The latest b9296 release of llama.cpp continues its trend of broadening platform compatibility, making it a versatile tool for developers across various systems. Notably, this update includes support for macOS Apple Silicon with KleidiAI enabled, and expands its reach on Windows with CUDA 12 and 13 DLLs. The inclusion of ROCm 7.2 for Ubuntu x64 further enhances its utility for AMD GPU users. While there are no groundbreaking new features, the release solidifies llama.cpp's position as a go-to runtime for diverse hardware configurations, ensuring developers can leverage its capabilities across a wide array of environments.
The b9283 release of llama.cpp tackles significant build issues, particularly enhancing support for Apple systems and ensuring proper installation of implementation libraries. By adding install functionality for shared libraries, the update prevents runtime errors that previously disrupted operations. Developers using macOS, Windows, and Linux can now expect more reliable performance, with specific improvements for Apple Silicon and KleidiAI. The update also addresses issues with CUDA and ROCm builds, reinforcing llama.cpp's stability. While no new features are introduced, this release is a crucial step in refining the software's cross-environment functionality.

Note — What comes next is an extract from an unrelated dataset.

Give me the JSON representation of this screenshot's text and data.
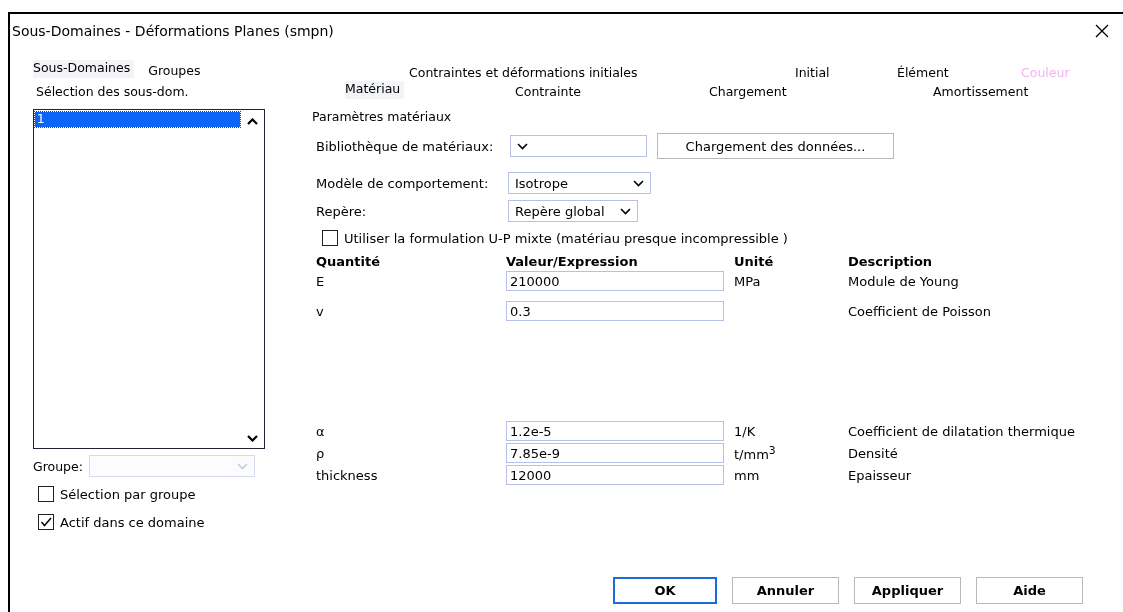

The b9284 release of llama.cpp brings significant improvements to its compatibility and performance across different systems. With ROCm 7.2 now supported on Ubuntu x64, AMD GPU users can expect better performance. The update also resolves potential token collisions in the HybridDNA tokenizer, ensuring smoother text processing. On macOS Apple Silicon, KleidiAI is enabled by default, offering optimized performance without additional configuration. While no new models are introduced, the release strengthens llama.cpp's role as a versatile inference runtime, accommodating a wide range of operating environments.